Bir avuç liderle yaptığımız ilk görüşmemizden sonra bir araya geldik ve şunu düşündük: Biz de ekip yönetirdik ve bu çalışan ilişkilerinden bazıları iyi bitmedi. Biz de aynı olumsuz eğilimleri mi sürdürmüştük? Bunu öğrenmek için eski ekip üyelerimizle röportaj yapmaya ve onları dinlemeye başladık. Söz ve eylemlerimizle ekip üyelerimizi düşündüğümüzden çok daha fazla etkilediğimiz ortaya çıktı.
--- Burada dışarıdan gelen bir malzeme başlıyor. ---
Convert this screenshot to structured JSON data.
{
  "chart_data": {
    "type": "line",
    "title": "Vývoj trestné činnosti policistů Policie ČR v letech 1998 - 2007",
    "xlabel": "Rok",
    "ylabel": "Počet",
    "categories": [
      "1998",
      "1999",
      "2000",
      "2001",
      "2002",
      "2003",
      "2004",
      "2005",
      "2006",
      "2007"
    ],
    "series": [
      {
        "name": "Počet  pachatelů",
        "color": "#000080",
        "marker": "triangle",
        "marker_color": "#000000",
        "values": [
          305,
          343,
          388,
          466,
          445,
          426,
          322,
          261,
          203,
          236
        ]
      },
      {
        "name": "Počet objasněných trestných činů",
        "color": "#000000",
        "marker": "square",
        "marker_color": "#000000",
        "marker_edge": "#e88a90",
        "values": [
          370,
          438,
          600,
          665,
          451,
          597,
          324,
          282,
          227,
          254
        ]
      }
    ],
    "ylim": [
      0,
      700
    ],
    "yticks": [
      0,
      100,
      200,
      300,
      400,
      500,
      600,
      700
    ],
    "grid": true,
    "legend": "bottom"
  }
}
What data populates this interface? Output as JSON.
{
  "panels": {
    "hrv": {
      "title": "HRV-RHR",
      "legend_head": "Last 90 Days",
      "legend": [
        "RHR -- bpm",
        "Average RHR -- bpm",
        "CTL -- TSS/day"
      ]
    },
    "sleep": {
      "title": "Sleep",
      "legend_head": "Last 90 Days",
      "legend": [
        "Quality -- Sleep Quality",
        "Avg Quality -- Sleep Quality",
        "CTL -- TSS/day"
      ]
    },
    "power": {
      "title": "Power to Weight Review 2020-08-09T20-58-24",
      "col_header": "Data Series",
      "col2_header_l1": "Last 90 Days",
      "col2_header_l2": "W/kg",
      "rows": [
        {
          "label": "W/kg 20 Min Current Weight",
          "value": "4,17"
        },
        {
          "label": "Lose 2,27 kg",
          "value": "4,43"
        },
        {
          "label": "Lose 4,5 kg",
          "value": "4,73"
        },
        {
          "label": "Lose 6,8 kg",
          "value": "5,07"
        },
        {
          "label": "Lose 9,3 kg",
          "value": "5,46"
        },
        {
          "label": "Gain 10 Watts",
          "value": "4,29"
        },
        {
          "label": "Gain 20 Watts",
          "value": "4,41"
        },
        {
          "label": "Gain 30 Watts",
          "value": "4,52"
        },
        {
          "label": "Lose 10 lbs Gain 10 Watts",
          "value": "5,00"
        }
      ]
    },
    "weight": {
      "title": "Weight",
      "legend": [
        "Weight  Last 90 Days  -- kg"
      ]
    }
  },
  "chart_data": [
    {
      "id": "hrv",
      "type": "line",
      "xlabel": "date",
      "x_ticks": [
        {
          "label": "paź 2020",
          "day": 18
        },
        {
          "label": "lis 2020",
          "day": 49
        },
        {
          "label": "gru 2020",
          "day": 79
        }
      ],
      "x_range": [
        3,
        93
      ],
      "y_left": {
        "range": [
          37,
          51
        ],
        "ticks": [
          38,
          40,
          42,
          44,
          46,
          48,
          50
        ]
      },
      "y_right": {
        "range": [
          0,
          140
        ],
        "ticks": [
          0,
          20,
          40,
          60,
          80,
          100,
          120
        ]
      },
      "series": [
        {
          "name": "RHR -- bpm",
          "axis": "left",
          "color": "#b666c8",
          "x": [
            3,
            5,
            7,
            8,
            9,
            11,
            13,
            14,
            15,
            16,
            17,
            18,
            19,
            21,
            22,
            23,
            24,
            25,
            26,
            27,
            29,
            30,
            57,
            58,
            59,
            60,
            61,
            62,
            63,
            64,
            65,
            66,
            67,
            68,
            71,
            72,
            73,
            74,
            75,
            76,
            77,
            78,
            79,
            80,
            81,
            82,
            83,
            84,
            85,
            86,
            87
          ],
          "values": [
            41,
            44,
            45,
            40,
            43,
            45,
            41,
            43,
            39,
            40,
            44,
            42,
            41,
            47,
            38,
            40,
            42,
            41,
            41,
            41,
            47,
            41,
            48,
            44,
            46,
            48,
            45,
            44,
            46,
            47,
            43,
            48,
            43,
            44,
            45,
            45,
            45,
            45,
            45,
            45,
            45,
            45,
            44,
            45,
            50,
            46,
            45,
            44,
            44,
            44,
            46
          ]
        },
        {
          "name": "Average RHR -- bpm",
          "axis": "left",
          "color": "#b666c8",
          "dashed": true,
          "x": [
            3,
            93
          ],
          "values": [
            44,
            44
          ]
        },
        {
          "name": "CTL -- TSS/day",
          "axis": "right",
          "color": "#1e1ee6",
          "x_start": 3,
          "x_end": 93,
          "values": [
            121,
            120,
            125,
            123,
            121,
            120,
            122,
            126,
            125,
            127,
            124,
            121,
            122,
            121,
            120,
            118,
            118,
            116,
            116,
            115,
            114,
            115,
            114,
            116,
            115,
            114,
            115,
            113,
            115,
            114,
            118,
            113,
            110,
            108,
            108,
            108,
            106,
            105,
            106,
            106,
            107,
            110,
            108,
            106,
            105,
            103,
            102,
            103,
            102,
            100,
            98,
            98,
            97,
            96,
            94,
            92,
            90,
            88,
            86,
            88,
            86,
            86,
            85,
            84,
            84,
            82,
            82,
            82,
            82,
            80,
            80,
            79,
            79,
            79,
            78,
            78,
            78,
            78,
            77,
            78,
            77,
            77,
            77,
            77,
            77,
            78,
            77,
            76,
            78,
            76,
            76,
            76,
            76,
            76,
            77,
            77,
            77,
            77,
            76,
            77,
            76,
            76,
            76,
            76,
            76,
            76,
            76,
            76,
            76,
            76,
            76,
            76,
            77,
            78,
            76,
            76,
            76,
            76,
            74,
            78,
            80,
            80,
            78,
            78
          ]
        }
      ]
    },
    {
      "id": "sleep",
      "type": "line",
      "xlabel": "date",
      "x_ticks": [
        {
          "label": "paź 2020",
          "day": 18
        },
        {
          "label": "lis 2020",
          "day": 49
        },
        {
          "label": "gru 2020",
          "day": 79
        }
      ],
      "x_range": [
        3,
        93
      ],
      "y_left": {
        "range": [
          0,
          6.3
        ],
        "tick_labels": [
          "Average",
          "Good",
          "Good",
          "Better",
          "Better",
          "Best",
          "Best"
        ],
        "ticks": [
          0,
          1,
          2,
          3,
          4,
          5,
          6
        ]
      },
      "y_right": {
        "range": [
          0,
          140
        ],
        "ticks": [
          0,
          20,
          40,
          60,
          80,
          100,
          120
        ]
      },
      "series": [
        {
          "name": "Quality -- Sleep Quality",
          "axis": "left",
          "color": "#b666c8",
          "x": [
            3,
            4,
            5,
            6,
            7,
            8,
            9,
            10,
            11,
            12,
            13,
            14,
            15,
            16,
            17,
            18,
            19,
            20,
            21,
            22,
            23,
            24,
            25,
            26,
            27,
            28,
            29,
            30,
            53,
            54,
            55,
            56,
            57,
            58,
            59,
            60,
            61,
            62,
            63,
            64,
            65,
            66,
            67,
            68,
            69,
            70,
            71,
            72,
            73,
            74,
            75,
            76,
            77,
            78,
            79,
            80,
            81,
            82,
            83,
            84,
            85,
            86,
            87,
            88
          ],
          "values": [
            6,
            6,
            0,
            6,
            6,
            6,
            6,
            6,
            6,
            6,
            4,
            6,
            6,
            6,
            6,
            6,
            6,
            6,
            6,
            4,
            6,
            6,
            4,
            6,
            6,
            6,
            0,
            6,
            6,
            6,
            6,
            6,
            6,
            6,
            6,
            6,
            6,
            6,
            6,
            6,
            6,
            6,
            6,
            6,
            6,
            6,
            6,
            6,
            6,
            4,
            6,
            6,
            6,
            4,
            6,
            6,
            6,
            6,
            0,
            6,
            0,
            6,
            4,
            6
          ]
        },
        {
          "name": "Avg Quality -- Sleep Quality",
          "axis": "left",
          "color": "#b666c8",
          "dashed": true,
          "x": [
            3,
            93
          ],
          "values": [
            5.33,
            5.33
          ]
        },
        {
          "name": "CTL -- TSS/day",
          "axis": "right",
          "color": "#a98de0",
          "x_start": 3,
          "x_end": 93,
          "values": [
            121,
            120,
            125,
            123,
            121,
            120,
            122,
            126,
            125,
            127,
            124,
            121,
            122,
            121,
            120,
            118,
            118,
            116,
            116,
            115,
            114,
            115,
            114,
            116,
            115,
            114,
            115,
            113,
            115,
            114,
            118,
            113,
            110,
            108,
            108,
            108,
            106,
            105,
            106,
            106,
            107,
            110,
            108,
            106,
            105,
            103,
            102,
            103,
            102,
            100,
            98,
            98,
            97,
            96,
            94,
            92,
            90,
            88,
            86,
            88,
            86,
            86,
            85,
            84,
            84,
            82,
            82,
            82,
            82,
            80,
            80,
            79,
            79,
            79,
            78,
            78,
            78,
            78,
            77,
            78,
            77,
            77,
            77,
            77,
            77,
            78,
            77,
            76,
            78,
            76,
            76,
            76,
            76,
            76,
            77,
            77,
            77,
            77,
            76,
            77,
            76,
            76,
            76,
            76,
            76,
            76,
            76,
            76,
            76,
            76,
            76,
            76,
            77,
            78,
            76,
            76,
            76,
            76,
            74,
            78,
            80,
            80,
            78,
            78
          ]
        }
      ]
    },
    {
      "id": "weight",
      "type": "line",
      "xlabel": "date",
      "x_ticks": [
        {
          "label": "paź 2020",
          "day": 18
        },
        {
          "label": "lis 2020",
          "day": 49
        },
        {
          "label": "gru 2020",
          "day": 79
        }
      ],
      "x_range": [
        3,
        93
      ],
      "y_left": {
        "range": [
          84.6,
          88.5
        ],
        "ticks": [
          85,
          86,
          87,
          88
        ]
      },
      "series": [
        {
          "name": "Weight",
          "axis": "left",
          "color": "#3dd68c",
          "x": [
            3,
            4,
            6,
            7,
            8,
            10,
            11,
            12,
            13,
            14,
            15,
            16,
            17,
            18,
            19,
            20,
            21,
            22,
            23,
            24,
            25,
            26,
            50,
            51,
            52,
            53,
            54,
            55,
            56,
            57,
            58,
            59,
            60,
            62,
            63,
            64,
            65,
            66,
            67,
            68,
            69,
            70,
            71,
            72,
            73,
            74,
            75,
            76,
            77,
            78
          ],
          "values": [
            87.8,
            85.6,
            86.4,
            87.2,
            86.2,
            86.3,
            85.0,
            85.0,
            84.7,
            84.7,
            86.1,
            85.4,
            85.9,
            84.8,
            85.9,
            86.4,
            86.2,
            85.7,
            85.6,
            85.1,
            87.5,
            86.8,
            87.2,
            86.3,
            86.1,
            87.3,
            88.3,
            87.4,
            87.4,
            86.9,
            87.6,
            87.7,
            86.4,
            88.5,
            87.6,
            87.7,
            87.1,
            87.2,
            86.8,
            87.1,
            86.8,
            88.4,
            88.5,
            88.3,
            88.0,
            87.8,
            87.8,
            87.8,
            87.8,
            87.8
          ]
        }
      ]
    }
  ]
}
Liderlerle beraber, stres altında sergiledikleri ve başkalarının cesaretini kıracak davranışlarla ilgili dört atölye çalışması (workshop) düzenledik. Onları “Stres altındayken, birlikte çalıştığım insanların cesaretini veya girişkenliğini sarsacak ne yapıyor olabilirim?” ve “Geçmişte bir lider benim cesaretimi sarsacak ne yaptı? Ne yaptı, ne söyledi?” gibi sorularla yönlendirdik. En yaygın cesaret kırıcı davranışlardan yedi tanesini tespit edebildik:
1. Mikro yönetim. Liderlik ettiğimiz insanları çok ayrıntılı bir şekilde yönetirken, kendimize, onların doğru yolda kalmalarına ve zorlu görevleri yönetmelerine yardımcı olduğumuzu söylüyoruz. Gerçekte ise, güven eksikliği hisseden ve mümkün olan en kısa sürede takım değiştirecek, hüsrana uğramış üstün başarılı kişiler yaratıyoruz. Geriye kalanlar ise, mükemmellik beklediğinizi düşündükleri için, harekete geçmekten korkan, her küçük şey için direktif bekleyen kişiler oluyor.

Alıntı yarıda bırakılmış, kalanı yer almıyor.